Yann LeCun Raised $1 Billion to Prove That LLMs Are a Dead End
AMI Labs, founded by the Turing Award winner, bets on world models over autoregressive AI. Backed by Bezos, Schmidt, NVIDIA, and Toyota. Based in Paris.

"The idea that you're going to extend the capabilities of LLMs to the point that they're going to have human-level intelligence is complete nonsense." Yann LeCun has been saying this for years. Now he has a billion dollars to prove it.
The Company
AMI Labs — Advanced Machine Intelligence, pronounced like the French word for "friend" — launched its $1.03 billion seed round on March 10 from its Paris headquarters. It's the largest seed round ever for a European startup, valuing the company at $3.5 billion pre-money. The investor list reads like a who's-who: Jeff Bezos, Eric Schmidt, Mark Cuban, NVIDIA, Samsung, Toyota Ventures, and Temasek, plus French institutional backers including Dassault and Publicis.

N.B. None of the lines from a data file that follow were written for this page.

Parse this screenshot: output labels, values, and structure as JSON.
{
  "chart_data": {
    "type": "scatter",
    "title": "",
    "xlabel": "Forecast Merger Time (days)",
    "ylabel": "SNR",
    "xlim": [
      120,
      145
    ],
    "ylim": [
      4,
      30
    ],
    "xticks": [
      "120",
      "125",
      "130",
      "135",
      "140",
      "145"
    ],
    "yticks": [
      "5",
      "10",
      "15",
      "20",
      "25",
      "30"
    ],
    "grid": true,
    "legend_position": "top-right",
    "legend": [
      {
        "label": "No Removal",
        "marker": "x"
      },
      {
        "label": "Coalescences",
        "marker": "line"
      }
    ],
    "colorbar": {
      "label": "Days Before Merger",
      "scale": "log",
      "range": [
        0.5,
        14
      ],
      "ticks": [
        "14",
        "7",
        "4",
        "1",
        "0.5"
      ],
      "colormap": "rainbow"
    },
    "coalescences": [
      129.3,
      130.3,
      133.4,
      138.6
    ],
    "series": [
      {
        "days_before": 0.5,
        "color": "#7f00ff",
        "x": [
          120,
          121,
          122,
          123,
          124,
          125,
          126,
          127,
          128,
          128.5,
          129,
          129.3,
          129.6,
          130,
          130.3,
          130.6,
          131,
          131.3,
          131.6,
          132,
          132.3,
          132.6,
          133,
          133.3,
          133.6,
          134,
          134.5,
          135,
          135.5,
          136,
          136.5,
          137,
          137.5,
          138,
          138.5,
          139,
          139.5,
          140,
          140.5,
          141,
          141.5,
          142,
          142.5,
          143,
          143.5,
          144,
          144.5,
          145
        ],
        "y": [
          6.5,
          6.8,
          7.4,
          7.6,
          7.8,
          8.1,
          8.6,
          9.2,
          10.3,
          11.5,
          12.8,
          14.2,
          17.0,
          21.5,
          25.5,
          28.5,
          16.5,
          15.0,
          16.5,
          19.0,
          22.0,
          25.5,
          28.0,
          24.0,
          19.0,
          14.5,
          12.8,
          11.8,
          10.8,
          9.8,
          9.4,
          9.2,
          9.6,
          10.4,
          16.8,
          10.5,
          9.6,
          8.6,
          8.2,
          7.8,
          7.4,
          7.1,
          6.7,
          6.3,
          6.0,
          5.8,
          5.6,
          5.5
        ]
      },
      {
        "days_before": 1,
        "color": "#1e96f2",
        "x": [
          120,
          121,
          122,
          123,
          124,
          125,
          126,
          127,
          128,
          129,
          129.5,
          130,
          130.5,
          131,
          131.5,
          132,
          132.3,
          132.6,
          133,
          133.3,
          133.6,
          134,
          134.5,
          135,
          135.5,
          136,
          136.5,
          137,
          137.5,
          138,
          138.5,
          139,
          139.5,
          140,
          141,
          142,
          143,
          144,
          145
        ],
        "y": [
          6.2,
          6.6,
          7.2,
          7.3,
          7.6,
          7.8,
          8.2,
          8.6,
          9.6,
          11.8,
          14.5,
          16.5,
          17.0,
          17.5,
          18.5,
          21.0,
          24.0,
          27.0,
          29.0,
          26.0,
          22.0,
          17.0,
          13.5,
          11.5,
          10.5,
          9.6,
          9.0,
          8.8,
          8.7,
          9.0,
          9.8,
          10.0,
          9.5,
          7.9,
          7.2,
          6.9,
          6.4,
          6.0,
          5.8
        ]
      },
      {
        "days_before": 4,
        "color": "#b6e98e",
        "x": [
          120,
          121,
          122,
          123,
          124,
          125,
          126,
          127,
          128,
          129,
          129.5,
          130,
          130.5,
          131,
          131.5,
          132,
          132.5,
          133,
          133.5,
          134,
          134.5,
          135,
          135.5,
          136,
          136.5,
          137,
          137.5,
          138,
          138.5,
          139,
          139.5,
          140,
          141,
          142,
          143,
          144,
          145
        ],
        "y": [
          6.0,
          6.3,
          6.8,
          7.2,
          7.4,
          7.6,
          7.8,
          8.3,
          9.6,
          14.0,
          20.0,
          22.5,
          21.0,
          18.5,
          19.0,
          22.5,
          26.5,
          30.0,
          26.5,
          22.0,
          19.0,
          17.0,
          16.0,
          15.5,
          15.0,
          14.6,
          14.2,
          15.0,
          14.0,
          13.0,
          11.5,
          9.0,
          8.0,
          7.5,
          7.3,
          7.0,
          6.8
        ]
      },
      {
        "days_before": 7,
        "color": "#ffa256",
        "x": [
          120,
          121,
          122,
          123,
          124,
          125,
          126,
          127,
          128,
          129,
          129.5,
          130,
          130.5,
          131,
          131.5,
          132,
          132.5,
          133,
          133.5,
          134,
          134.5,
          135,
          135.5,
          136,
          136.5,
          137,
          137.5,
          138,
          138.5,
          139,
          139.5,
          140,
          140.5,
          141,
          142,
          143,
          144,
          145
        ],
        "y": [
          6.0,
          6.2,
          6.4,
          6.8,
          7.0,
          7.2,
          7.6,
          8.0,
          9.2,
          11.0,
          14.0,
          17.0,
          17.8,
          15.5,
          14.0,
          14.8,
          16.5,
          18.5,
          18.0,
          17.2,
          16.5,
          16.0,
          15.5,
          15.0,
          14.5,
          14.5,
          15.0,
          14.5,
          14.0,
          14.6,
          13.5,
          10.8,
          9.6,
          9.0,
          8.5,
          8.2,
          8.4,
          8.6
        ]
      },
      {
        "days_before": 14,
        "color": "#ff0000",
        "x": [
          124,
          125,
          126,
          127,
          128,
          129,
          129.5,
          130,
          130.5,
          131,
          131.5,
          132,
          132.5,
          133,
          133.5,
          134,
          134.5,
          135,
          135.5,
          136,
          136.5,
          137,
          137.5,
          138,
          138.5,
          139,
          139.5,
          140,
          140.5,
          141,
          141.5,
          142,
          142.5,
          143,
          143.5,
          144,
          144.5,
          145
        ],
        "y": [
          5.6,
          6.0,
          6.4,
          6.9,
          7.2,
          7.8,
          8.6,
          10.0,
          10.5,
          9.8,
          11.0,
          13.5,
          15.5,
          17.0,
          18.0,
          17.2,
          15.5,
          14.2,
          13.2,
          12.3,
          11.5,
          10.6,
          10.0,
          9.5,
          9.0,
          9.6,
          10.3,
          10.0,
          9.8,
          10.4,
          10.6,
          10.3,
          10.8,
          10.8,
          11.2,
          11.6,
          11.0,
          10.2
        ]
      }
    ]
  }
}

LeCun serves as Executive Chairman while continuing as an NYU professor. The CEO is Alexandre LeBrun, former head of Meta's Nabla healthcare AI startup. The team includes Saining Xie (former Google DeepMind researcher) as Chief Science Officer and Michael Rabbat (former Meta senior AI research director) as VP of World Models. Offices span Paris, New York, Montreal, and Singapore.
The Technical Bet
AMI's core architecture is JEPA — Joint Embedding Predictive Architecture — proposed by LeCun in 2022. Where LLMs predict the next token in a sequence, JEPA learns abstract representations of real-world sensor data and makes predictions in representation space rather than pixel-by-pixel or word-by-word.
The distinction matters. LLMs are trained on text — a discrete, structured, human-curated signal. The physical world is continuous, noisy, and high-dimensional. LeBrun puts it plainly: "Reality is not tokenized." Factories, hospitals, and robots operating in open environments need AI that grasps physical reality, not AI that's good at predicting the next word.
LeCun's frustration with his former employer is thinly veiled. After 12 years leading Meta's FAIR lab, he left in November 2025 when Meta reoriented around LLMs and hired Scale AI's Alexandr Wang to lead its new Superintelligence Labs. LeCun went to Zuckerberg and said: "I can do this faster, cheaper, and better outside of Meta." Zuckerberg's response: "OK, we can work together." Meta isn't an investor, but collaboration discussions are ongoing — potentially around world models for Ray-Ban Meta smart glasses.
Why This Challenges Everything
The timing makes AMI's launch feel like a direct response to the AGI declarations flooding the industry. While Huang says AGI is here and ARC-AGI-3 shows frontier models scoring under 1% on novel tasks, LeCun is arguing that the entire autoregressive paradigm — the foundation of GPT, Claude, and Gemini — is a dead end for genuine intelligence.
His argument isn't that LLMs are useless. "That's a lot of applications," he acknowledges of coding, summarization, and information retrieval. But he insists they won't lead to human-level intelligence because they're fundamentally limited to pattern matching over human-generated text. The models that eventually crack problems like ARC-AGI-3 "won't just be smarter; they'll be a different kind of smart."
LeBrun predicts that "world models will be the next buzzword" and that within six months, "every company will call itself a world model to raise funding." Fei-Fei Li's World Labs raised $1 billion the month before AMI. The world model space is crowding fast.
The Long Game
AMI is deliberately not rushing to market. LeBrun: "This is a very ambitious project because it starts with fundamental research. It's not your typical applied AI startup that can release a product in three months." The first year is focused on research. Target verticals — manufacturing, biomedical, robotics, wearable devices — are measured in years, not quarters.
The company plans to publish papers and open-source much of its code, betting that ecosystem building matters more than short-term competitive advantage. LeBrun: "We think things move faster when they're open, and it's in our best interest to build a community around us."
Whether a billion dollars and a Turing Award are enough to dethrone the LLM paradigm is the kind of question that takes years to answer. But LeCun has been right before — his work on convolutional neural networks was ignored for a decade before becoming the foundation of modern computer vision. If he's right again, the trillion-dollar LLM industry is building on sand. If he's wrong, AMI joins a long list of expensive contrarian bets that didn't pan out. Either way, the field just got a lot more interesting.